Memories of the past and prospects for the future at the age of 80 are commingled in On Golden Pond. The performance of Henry Fonda as the old curmudgeon with a sharp tongue but a heart of gold is undoubtedly the best of his long career. That of Katharine Hepburn, as his wife, is more standard Hepburn, but no less effective for all that. There are really no other characters that matter. Even daughter Jane Fonda plays an insignificant role, and the part she is called on to play (not her performance) strikes the only false note in the film: that, with such a loving and understanding mother, an intelligent daughter should still feel such resentment for her father and be unable to see through his tough exterior, is very difficult to believe.
The film is full of humor, usually in the form of telling one-liners uttered by Henry Fonda, giving away the picture's origin as a stage play. But the humor is largely a relief from two kinds of tragic (or at any rate "sad-making") situations, which are presented without blunting their force: there is sad nostalgia for the past—marriage, having children, making love—whose joys can never be repeated but only captured in memory, and an even greater sadness involving the future: the inevitability of death and parting, the discomforts of old age, the inability of those who have lived long in wisdom to impart that wisdom to the young, who ignore it. The film pulls out all the stops on these subjects, and there are few dry eyes in the audience by the time it is over.
Critics have called the sentiments expressed in this film a series of tired clichés, and this may be true—what is there about life and love and death that has not become a cliché?

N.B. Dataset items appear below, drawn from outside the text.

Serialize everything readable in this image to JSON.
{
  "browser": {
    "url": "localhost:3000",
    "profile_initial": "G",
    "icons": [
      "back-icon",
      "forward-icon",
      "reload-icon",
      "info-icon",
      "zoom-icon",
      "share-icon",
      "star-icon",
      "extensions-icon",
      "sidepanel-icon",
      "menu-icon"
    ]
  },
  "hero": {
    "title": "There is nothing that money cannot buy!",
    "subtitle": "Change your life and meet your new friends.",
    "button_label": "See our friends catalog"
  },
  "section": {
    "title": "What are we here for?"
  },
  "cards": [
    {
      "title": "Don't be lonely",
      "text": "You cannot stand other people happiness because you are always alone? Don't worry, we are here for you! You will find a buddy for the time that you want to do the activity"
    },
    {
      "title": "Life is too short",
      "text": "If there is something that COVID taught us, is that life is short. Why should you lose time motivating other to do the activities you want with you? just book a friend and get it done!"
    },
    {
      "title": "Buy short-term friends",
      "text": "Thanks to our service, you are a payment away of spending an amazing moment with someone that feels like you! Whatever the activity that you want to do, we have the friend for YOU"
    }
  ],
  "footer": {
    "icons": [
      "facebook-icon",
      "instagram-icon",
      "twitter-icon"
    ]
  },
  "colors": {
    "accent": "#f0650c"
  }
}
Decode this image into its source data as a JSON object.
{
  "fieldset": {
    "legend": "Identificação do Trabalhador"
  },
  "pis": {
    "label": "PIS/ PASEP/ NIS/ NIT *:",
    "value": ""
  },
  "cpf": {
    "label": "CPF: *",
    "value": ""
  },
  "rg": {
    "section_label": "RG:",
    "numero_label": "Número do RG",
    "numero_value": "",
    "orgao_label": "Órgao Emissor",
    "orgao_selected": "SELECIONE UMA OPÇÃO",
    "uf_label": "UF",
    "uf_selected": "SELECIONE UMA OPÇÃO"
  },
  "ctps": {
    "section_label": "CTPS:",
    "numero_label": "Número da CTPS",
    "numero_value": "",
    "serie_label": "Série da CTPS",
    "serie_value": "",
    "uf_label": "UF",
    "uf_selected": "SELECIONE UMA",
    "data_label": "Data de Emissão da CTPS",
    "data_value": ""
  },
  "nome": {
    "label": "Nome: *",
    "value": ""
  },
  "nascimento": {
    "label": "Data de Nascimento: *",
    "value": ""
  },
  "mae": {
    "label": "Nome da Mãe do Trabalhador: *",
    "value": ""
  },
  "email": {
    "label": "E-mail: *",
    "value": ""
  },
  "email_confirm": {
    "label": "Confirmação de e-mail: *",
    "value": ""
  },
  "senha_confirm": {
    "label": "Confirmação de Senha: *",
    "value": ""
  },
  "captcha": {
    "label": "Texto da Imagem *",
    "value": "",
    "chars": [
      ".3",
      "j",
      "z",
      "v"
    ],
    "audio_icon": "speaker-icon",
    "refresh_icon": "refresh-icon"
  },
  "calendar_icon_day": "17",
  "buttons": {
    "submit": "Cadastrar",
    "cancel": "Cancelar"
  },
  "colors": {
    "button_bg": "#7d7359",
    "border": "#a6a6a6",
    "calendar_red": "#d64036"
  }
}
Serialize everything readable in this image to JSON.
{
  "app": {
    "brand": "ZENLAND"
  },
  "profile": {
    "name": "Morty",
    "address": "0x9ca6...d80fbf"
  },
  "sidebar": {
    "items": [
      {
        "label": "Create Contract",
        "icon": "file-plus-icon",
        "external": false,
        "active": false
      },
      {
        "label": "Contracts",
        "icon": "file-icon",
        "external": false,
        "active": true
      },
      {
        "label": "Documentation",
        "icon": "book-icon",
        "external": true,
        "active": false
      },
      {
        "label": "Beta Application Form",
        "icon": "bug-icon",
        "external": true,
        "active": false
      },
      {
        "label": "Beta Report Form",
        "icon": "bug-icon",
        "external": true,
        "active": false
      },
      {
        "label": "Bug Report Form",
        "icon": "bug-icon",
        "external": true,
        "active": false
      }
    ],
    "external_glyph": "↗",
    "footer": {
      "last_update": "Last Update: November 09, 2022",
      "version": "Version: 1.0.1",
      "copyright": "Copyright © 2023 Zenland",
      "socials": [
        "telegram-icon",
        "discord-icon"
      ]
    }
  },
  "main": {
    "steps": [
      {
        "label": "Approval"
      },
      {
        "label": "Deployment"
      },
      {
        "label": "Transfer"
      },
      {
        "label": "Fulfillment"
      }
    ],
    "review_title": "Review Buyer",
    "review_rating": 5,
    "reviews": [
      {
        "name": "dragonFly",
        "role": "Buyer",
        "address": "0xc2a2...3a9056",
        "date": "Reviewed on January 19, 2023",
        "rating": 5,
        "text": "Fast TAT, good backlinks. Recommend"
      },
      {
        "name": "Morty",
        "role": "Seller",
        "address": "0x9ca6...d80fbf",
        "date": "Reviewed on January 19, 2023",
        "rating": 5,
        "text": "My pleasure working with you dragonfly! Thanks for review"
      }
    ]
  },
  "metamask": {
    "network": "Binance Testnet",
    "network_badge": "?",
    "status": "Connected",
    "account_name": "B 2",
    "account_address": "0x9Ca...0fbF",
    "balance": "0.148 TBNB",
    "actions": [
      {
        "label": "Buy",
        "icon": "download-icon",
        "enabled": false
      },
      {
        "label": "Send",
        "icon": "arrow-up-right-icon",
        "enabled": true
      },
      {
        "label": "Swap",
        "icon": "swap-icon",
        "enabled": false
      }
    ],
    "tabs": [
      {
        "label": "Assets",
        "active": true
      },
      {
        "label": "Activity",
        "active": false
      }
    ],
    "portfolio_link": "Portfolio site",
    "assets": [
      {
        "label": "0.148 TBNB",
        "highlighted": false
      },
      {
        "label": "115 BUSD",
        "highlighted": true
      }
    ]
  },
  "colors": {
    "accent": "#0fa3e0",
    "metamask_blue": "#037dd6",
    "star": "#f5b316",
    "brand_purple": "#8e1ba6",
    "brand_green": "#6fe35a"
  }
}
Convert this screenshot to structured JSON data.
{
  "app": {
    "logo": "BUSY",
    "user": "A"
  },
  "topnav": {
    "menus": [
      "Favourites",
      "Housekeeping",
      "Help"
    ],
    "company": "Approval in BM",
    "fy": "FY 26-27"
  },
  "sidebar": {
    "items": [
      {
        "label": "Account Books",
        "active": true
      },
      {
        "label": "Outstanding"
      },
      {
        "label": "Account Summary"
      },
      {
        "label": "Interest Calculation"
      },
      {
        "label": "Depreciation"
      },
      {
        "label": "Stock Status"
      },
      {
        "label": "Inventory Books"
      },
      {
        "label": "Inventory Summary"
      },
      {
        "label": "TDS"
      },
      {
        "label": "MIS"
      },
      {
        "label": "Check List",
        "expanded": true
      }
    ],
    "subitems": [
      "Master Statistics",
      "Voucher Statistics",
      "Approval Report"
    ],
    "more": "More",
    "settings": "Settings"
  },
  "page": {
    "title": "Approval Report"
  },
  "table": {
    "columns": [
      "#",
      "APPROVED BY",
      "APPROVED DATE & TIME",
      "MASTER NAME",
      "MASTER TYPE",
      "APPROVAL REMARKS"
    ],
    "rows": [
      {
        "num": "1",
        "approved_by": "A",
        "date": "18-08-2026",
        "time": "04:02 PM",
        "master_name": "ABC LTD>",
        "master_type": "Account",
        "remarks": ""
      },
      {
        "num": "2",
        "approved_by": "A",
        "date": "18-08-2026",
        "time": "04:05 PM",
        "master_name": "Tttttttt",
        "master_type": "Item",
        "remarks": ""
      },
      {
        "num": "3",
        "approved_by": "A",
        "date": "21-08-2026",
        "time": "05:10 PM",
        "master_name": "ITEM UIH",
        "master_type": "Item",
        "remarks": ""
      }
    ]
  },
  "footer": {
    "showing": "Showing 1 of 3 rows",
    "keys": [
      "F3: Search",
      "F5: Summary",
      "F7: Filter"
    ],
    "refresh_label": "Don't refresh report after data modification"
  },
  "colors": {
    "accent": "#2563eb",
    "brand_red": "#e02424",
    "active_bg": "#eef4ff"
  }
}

But in the context of the film, and as voiced by characters with whom we strongly empathize, the lines are effective for all but the most jaded viewers; and though little external action occurs, the scenes are moving and dramatic. And surely that is enough. An unblinking look at life and death is rare enough in films these days. Very likely when critics first reviewed Shakespeare's The Tempest, they also described it as a series of tired clichés.
John Hospers is a professor of philosophy at the University of Southern California. His book Understanding the Arts was recently published by Prentice-Hall.